When the union merged with others to create the South African Municipal Workers' Union (SAMWU), he became an influential member of the new formation. He also served on the economic and development task force of the Congress of South African Trade Unions, in which capacity he was involved in devising the Reconstruction and Development Programme, and he was vice-chairperson of the local government negotiating forum during the democratic transition.

== Legislative career ==
In South Africa's first post-apartheid elections in 1994, Manie was elected to represent the ANC in the National Assembly, the lower house of the new South African Parliament. During the legislative term that followed, he chaired Parliament's committee on public service and administration. He also manned one of the ANC's constituency offices in Cape Town, with a constituency covering Bo-Kaap and the City Bowl.

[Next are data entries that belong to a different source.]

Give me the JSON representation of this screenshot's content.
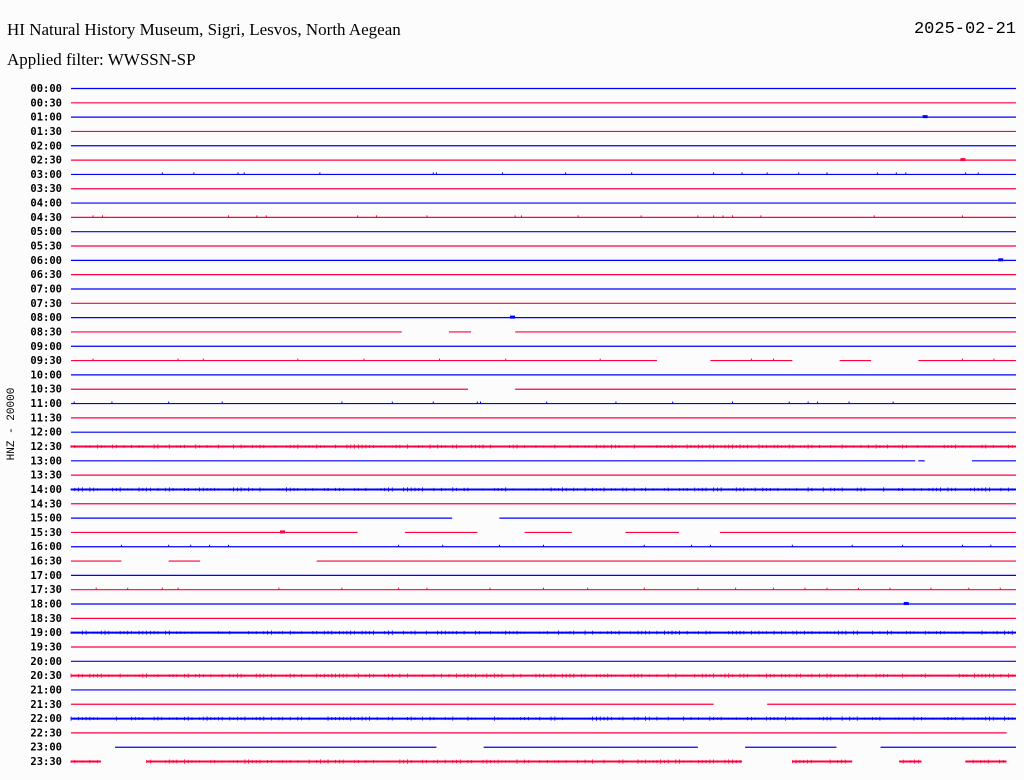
{
  "header": {
    "title": "HI Natural History Museum, Sigri, Lesvos, North Aegean",
    "filter": "Applied filter: WWSSN-SP",
    "date": "2025-02-21"
  },
  "chart_data": {
    "type": "line",
    "subtype": "helicorder",
    "ylabel": "HNZ - 20000",
    "row_minutes": 30,
    "colors": {
      "even": "#0000ff",
      "odd": "#ff0040"
    },
    "rows": [
      {
        "label": "00:00"
      },
      {
        "label": "00:30"
      },
      {
        "label": "01:00",
        "events": [
          27.1
        ]
      },
      {
        "label": "01:30"
      },
      {
        "label": "02:00"
      },
      {
        "label": "02:30",
        "events": [
          28.3
        ]
      },
      {
        "label": "03:00",
        "ticks": [
          2.9,
          3.9,
          5.3,
          5.5,
          7.9,
          11.5,
          11.6,
          13.7,
          15.7,
          17.8,
          20.4,
          21.3,
          22.1,
          23.1,
          24.0,
          25.6,
          26.2,
          26.5,
          28.4,
          28.8
        ]
      },
      {
        "label": "03:30"
      },
      {
        "label": "04:00"
      },
      {
        "label": "04:30",
        "ticks": [
          0.7,
          1.0,
          5.0,
          5.9,
          6.2,
          9.1,
          9.7,
          11.3,
          14.1,
          14.3,
          16.1,
          18.1,
          19.9,
          20.4,
          20.7,
          21.0,
          21.9,
          25.5,
          28.3
        ]
      },
      {
        "label": "05:00"
      },
      {
        "label": "05:30"
      },
      {
        "label": "06:00",
        "events": [
          29.5
        ]
      },
      {
        "label": "06:30"
      },
      {
        "label": "07:00"
      },
      {
        "label": "07:30"
      },
      {
        "label": "08:00",
        "events": [
          14.0
        ]
      },
      {
        "label": "08:30",
        "segments": [
          [
            0,
            10.5
          ],
          [
            12.0,
            12.7
          ],
          [
            14.1,
            30
          ]
        ]
      },
      {
        "label": "09:00"
      },
      {
        "label": "09:30",
        "segments": [
          [
            0,
            18.6
          ],
          [
            20.3,
            22.9
          ],
          [
            24.4,
            25.4
          ],
          [
            26.9,
            30
          ]
        ],
        "ticks": [
          0.7,
          3.4,
          4.2,
          7.2,
          9.3,
          11.7,
          13.8,
          16.8,
          21.6,
          22.3,
          28.3,
          29.3
        ]
      },
      {
        "label": "10:00"
      },
      {
        "label": "10:30",
        "segments": [
          [
            0,
            12.6
          ],
          [
            14.1,
            30
          ]
        ]
      },
      {
        "label": "11:00",
        "ticks": [
          0.1,
          1.3,
          3.1,
          4.8,
          8.6,
          10.2,
          11.5,
          12.9,
          13.0,
          15.1,
          17.3,
          19.1,
          21.0,
          22.8,
          23.4,
          23.7,
          24.7,
          26.1
        ]
      },
      {
        "label": "11:30"
      },
      {
        "label": "12:00"
      },
      {
        "label": "12:30",
        "noise": true
      },
      {
        "label": "13:00",
        "segments": [
          [
            0,
            26.8
          ],
          [
            26.9,
            27.1
          ],
          [
            28.6,
            30
          ]
        ]
      },
      {
        "label": "13:30"
      },
      {
        "label": "14:00",
        "noise": true
      },
      {
        "label": "14:30"
      },
      {
        "label": "15:00",
        "segments": [
          [
            0,
            12.1
          ],
          [
            13.6,
            30
          ]
        ]
      },
      {
        "label": "15:30",
        "segments": [
          [
            0,
            9.1
          ],
          [
            10.6,
            12.9
          ],
          [
            14.4,
            15.9
          ],
          [
            17.6,
            19.3
          ],
          [
            20.6,
            30
          ]
        ],
        "events": [
          6.7
        ]
      },
      {
        "label": "16:00",
        "ticks": [
          1.6,
          3.1,
          3.8,
          4.4,
          5.0,
          10.4,
          11.8,
          13.6,
          15.0,
          18.2,
          19.7,
          20.3,
          22.9,
          24.8,
          26.4,
          28.3,
          29.2
        ]
      },
      {
        "label": "16:30",
        "segments": [
          [
            0,
            1.6
          ],
          [
            3.1,
            4.1
          ],
          [
            7.8,
            30
          ]
        ]
      },
      {
        "label": "17:00"
      },
      {
        "label": "17:30",
        "ticks": [
          0.8,
          1.8,
          2.9,
          3.4,
          6.6,
          8.6,
          10.4,
          11.3,
          13.3,
          15.0,
          16.4,
          18.2,
          19.9,
          21.1,
          22.3,
          23.3,
          24.0,
          25.0,
          26.0,
          27.3,
          28.5,
          29.5
        ]
      },
      {
        "label": "18:00",
        "events": [
          26.5
        ]
      },
      {
        "label": "18:30"
      },
      {
        "label": "19:00",
        "noise": true
      },
      {
        "label": "19:30"
      },
      {
        "label": "20:00"
      },
      {
        "label": "20:30",
        "noise": true
      },
      {
        "label": "21:00"
      },
      {
        "label": "21:30",
        "segments": [
          [
            0,
            20.4
          ],
          [
            22.1,
            30
          ]
        ]
      },
      {
        "label": "22:00",
        "noise": true
      },
      {
        "label": "22:30",
        "segments": [
          [
            0,
            29.7
          ]
        ]
      },
      {
        "label": "23:00",
        "segments": [
          [
            1.4,
            11.6
          ],
          [
            13.1,
            19.9
          ],
          [
            21.4,
            24.3
          ],
          [
            25.7,
            30
          ]
        ]
      },
      {
        "label": "23:30",
        "noise": true,
        "segments": [
          [
            0,
            0.95
          ],
          [
            2.4,
            21.3
          ],
          [
            22.9,
            24.8
          ],
          [
            26.3,
            27.0
          ],
          [
            28.4,
            29.7
          ]
        ]
      }
    ]
  }
}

At an early stage of the term, in September 1994, Manie was viewed as a frontrunner to succeed Allan Boesak as provincial chairperson of the ANC's Western Cape branch. Amid intense competition between Boesak, Tony Yengeni, and Chris Nissen, Manie told the press that he was "not prepared to be part of a dogfight", but he was viewed as a possible compromise candidate because of his union background. When the party elective conference was held, Boesak bowed out and Nissen defeated Manie and Yengeni to win the position.

During his second term in Parliament, which began in 1999, Manie chaired the Portfolio Committee on Labour. He remained in that position after the 2004 general election. However, midway through the legislative term, on 1 March 2007, he resigned from his seat in the National Assembly.

== Personal life ==
Manie is married to Rugaya Manie and has three children: Carnita Manie (born 1974), Riaan Manie (1977-2002), and Thania Manie (born 1980).

He has three grandchildren: Kai Manie (born 2006), Saliegh Waggie (born 2011), and Mishkah Waggie (born 2017).